Starting Small with Flexible Networking Options

Networking requirements for vSAN Max have sometimes been misinterpreted.  A vSAN Max cluster may have different networking requirements depending on the vSAN Max ReadyNode profile used.  In most cases, the networking requirement for vSAN Max ranges from 25Gb networking up to 100Gb Ethernet, but the requirement only applies to the connectivity between hosts within the vSAN Max cluster, not the vSphere hosts that mount the vSAN Max datastore.  As shown in Figure 3, the connectivity from the vSphere hosts that mount a vSAN Max datastore can use as little as 10Gb networking. 

vSAN Max networking

Figure 3.  Networking requirements for vSAN Max

As with any type of storage traffic, higher-speed network connectivity from the vSphere hosts to the vSAN Max cluster may be beneficial if there is network contention from the vSphere clusters to the vSAN Max cluster.  For more information on networking recommendations for a vSAN Max environment, see the document: "vSAN Max Design and Operational Guidance."

Recommendation:  Use at least 25Gb networking for the hosts that comprise your vSAN Max clusters.  25Gb networking has been available for nearly a decade, and helps drive better throughput, lower latency, and more consistent performance.  While vSAN Max does support 10Gb networking for intra-cluster vSAN traffic on the smallest ReadyNodes, vSAN Max will perform much better with networking connectivity of 25Gb or higher.

Taking Advantage of Incremental Scalability

Starting small and growing incrementally provides several benefits not found with traditional approaches to storage.  vSAN Max can be scaled in a much more effective way than traditional modular-based storage arrays.  For more information, see the post:  "vSAN Max and the Advantage of Scalability."

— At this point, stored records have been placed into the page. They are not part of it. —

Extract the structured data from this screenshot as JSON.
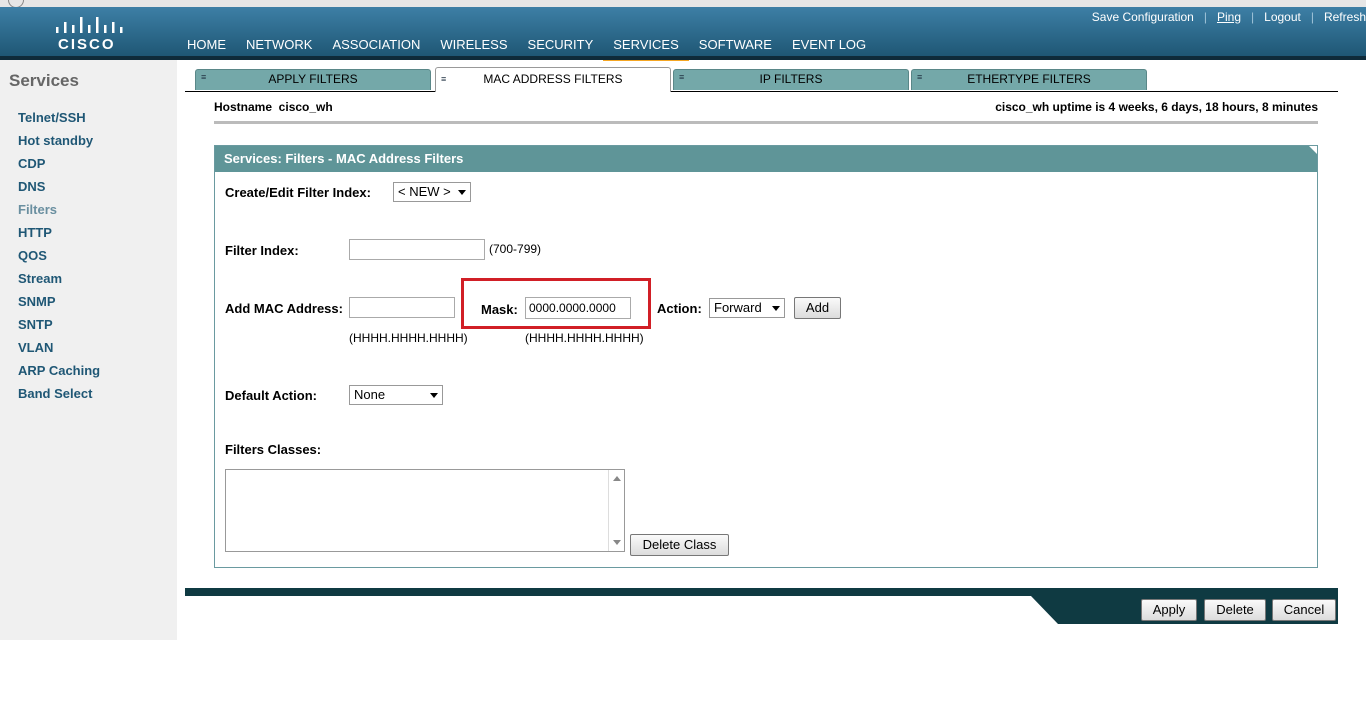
{
  "brand": {
    "logo_text": "CISCO"
  },
  "toplinks": [
    "Save Configuration",
    "Ping",
    "Logout",
    "Refresh"
  ],
  "nav": [
    "HOME",
    "NETWORK",
    "ASSOCIATION",
    "WIRELESS",
    "SECURITY",
    "SERVICES",
    "SOFTWARE",
    "EVENT LOG"
  ],
  "nav_active": "SERVICES",
  "sidebar": {
    "title": "Services",
    "items": [
      "Telnet/SSH",
      "Hot standby",
      "CDP",
      "DNS",
      "Filters",
      "HTTP",
      "QOS",
      "Stream",
      "SNMP",
      "SNTP",
      "VLAN",
      "ARP Caching",
      "Band Select"
    ],
    "active": "Filters"
  },
  "tabs": [
    "APPLY FILTERS",
    "MAC ADDRESS FILTERS",
    "IP FILTERS",
    "ETHERTYPE FILTERS"
  ],
  "tab_active": "MAC ADDRESS FILTERS",
  "hostname_label": "Hostname  cisco_wh",
  "uptime": "cisco_wh uptime is 4 weeks, 6 days, 18 hours, 8 minutes",
  "panel": {
    "title": "Services: Filters - MAC Address Filters",
    "create_edit_label": "Create/Edit Filter Index:",
    "create_edit_value": "< NEW >",
    "filter_index_label": "Filter Index:",
    "filter_index_value": "",
    "filter_index_range": "(700-799)",
    "add_mac_label": "Add MAC Address:",
    "add_mac_value": "",
    "add_mac_hint": "(HHHH.HHHH.HHHH)",
    "mask_label": "Mask:",
    "mask_value": "0000.0000.0000",
    "mask_hint": "(HHHH.HHHH.HHHH)",
    "action_label": "Action:",
    "action_value": "Forward",
    "add_button": "Add",
    "default_action_label": "Default Action:",
    "default_action_value": "None",
    "filter_classes_label": "Filters Classes:",
    "delete_class_button": "Delete Class"
  },
  "footer": {
    "apply": "Apply",
    "delete": "Delete",
    "cancel": "Cancel"
  },
  "colors": {
    "header": "#2e6b8f",
    "accent": "#f5a623",
    "tab": "#74a8a9",
    "panel_head": "#5f9598",
    "highlight": "#d11f26"
  }
}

Figure 4 demonstrates how an organization can start with a small vSAN Max cluster and grow to meet the demands of the environment.  In this example, a 4 host vSAN Max cluster is deployed in an existing environment.  The existing vSphere clusters simply mount the datastore provided by vSAN Max.  As additional clusters are added, or perhaps the legacy storage array is decommissioned, the vSAN Max cluster can easily provide more capacity and aggregate performance by adding more hosts to the cluster.   This can be done slowly and incrementally, or all at once.  Just as with a vSAN HCI cluster, when new vSAN hosts are added to a vSAN Max cluster, the capacity of the datastore increases automatically.

vSAN Max scalability

Figure 4.  Incremental growth of storage resources with vSAN Max.

Once you have vSAN Max in place, you'll begin to enjoy the benefits of integrated storage.  You'll have end-to-end visibility and control of storage traffic, as well as easy policy-based management of your workloads.  And lets not forget, consistent management courtesy of vCenter Server and the vSphere Client UI.

Recommendation:  Use higher performance hardware to achieve faster storage performance.  With vSAN, performance of a VM is derived from the host hardware and the network used to interconnect the hosts in the vSAN cluster, not the cluster host count.  While increasing the host count of a cluster will increase the aggregate IOPS and bandwidth achieved by the cluster, in most cases it will not improve the discrete performance capabilities observed by the VM.  VM performance will be a function of the host hardware and network connectivity. 


vSAN Max provides fully integrated, centralized shared storage for environments large and small.  You can easily start small using VCF licensing you already own, and incrementally grow when and where it makes most sense.